1. ## Analysis

Def: A polynomial f(x) with coefficients in Q (the rationals) is called a "numerical polynomial" if for all integers n, f(n) is an integer also.

I have to use induction to prove that for k > 0

that the function f(x) := (1/k!)*x*(x-1)...(x-k+1) is a numerical polynomial

I checked that this is true for k=1, but to be honest I'm not even sure what the dot dot dot means. If k=5 for say, I interpreted the dot dot dot as (1/5!)*x*(x-1)*(x-2)*(x-3)*(x-4). Is this the correct interpretation? If so it is indeed true for k=1, but nonetheless I don't know how to show that it is true for k+1.

Thanks so much.

P.S My professor sucks and it is really discouraging as a recently declared math major. So I will be on here often! Loves.

2. Originally Posted by Zero266
Def: A polynomial f(x) with coefficients in Q (the rationals) is called a "numerical polynomial" if for all integers n, f(n) is an integer also.

I have to use induction to prove that for k > 0

that the function f(x) := (1/k!)*x*(x-1)...(x-k+1) is a numerical polynomial

I checked that this is true for k=1, but to be honest I'm not even sure what the dot dot dot means. If k=5 for say, I interpreted the dot dot dot as (1/5!)*x*(x-1)*(x-2)*(x-3)*(x-4). Is this the correct interpretation? If so it is indeed true for k=1, but nonetheless I don't know how to show that it is true for k+1.

Thanks so much.

P.S My professor sucks and it is really discouraging as a recently declared math major. So I will be on here often! Loves.

Hi Zero266,

This is what I have so far, if this is not enough to help, you may need to wait for someone more knowledgeable.

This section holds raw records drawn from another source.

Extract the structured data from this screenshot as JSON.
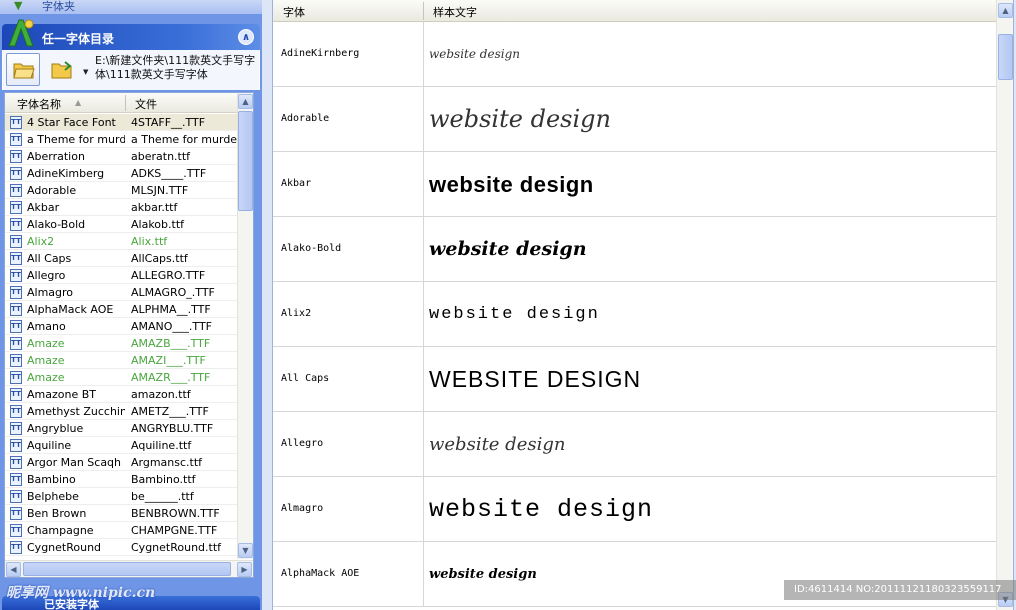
{
  "left_panel": {
    "top_title": "字体夹",
    "section_title": "任一字体目录",
    "folder_path": "E:\\新建文件夹\\111款英文手写字体\\111款英文手写字体",
    "columns": {
      "name": "字体名称",
      "file": "文件"
    },
    "fonts": [
      {
        "name": "4 Star Face Font",
        "file": "4STAFF__.TTF",
        "selected": true
      },
      {
        "name": "a Theme for murder",
        "file": "a Theme for murder.ttf"
      },
      {
        "name": "Aberration",
        "file": "aberatn.ttf"
      },
      {
        "name": "AdineKimberg",
        "file": "ADKS____.TTF"
      },
      {
        "name": "Adorable",
        "file": "MLSJN.TTF"
      },
      {
        "name": "Akbar",
        "file": "akbar.ttf"
      },
      {
        "name": "Alako-Bold",
        "file": "Alakob.ttf"
      },
      {
        "name": "Alix2",
        "file": "Alix.ttf",
        "installed": true
      },
      {
        "name": "All Caps",
        "file": "AllCaps.ttf"
      },
      {
        "name": "Allegro",
        "file": "ALLEGRO.TTF"
      },
      {
        "name": "Almagro",
        "file": "ALMAGRO_.TTF"
      },
      {
        "name": "AlphaMack AOE",
        "file": "ALPHMA__.TTF"
      },
      {
        "name": "Amano",
        "file": "AMANO___.TTF"
      },
      {
        "name": "Amaze",
        "file": "AMAZB___.TTF",
        "installed": true
      },
      {
        "name": "Amaze",
        "file": "AMAZI___.TTF",
        "installed": true
      },
      {
        "name": "Amaze",
        "file": "AMAZR___.TTF",
        "installed": true
      },
      {
        "name": "Amazone BT",
        "file": "amazon.ttf"
      },
      {
        "name": "Amethyst Zucchini",
        "file": "AMETZ___.TTF"
      },
      {
        "name": "Angryblue",
        "file": "ANGRYBLU.TTF"
      },
      {
        "name": "Aquiline",
        "file": "Aquiline.ttf"
      },
      {
        "name": "Argor Man Scaqh",
        "file": "Argmansc.ttf"
      },
      {
        "name": "Bambino",
        "file": "Bambino.ttf"
      },
      {
        "name": "Belphebe",
        "file": "be______.ttf"
      },
      {
        "name": "Ben Brown",
        "file": "BENBROWN.TTF"
      },
      {
        "name": "Champagne",
        "file": "CHAMPGNE.TTF"
      },
      {
        "name": "CygnetRound",
        "file": "CygnetRound.ttf"
      }
    ],
    "bottom_title": "已安装字体"
  },
  "right_panel": {
    "columns": {
      "font": "字体",
      "sample": "样本文字"
    },
    "rows": [
      {
        "font": "AdineKirnberg",
        "sample": "website design",
        "style": "s-adinekirnberg"
      },
      {
        "font": "Adorable",
        "sample": "website design",
        "style": "s-adorable"
      },
      {
        "font": "Akbar",
        "sample": "website design",
        "style": "s-akbar"
      },
      {
        "font": "Alako-Bold",
        "sample": "website design",
        "style": "s-alakobold"
      },
      {
        "font": "Alix2",
        "sample": "website design",
        "style": "s-alix2"
      },
      {
        "font": "All Caps",
        "sample": "WEBSITE DESIGN",
        "style": "s-allcaps"
      },
      {
        "font": "Allegro",
        "sample": "website design",
        "style": "s-allegro"
      },
      {
        "font": "Almagro",
        "sample": "website design",
        "style": "s-almagro"
      },
      {
        "font": "AlphaMack AOE",
        "sample": "website design",
        "style": "s-alphamack"
      }
    ]
  },
  "watermarks": {
    "left": "昵享网 www.nipic.cn",
    "right": "ID:4611414 NO:20111121180323559117"
  },
  "colors": {
    "installed_text": "#4aa63f",
    "header_blue": "#1c47b8",
    "panel_bg": "#6f95e6"
  }
}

If you checked the n=1 case, then you will need to assume that the n=k case is true. From there you should be able to prove that the n=k+1 case is true. (This is normally how the induction method works)

Assume $f_k(x) = \frac{1}{k!}*x*(x-1)...(x-k+1)$ is a numerical polynomial. Then
$f_{k+1}(x)=\frac{1}{k+1!}*x*(x-1)...(x-k+1)*(x-(k+1)+1)$
$=\left[\frac{1}{k!}*x*(x-1)...(x-k+1)\right]*\left[\frac{1}{k+1}(x-(k+1)+1)\right]$
=...

Now use the fact that $f_k(x)$ is a numerical polynomial. You should be able to concentrate on the factor $\left[ \frac{1}{k+1}(x-(k+1)+1)\right]$.

3. Thanks a lot. But was my interpretation of the ... correct? I'm really bad at reading math. =/ But thanks so much, I do see the light for this one.

4. Originally Posted by Zero266
Thanks a lot. But was my interpretation of the ... correct? I'm really bad at reading math. =/ But thanks so much, I do see the light for this one.
I agree with you on that.

5. Okay I'm having A LOT of difficulty with this problem. The part you suggested I focus on turned out that it is not numerical for all k which is clear if you plug some values for the free variable , x. SO i tried to take the proof in a different direction, and I discovered that that function, f_k (x) turns out to be the binomial coefficients,which was really surprising. But I have no clue what to do. A full proof would really be appreciated since i sweated this one long enough. Thanks!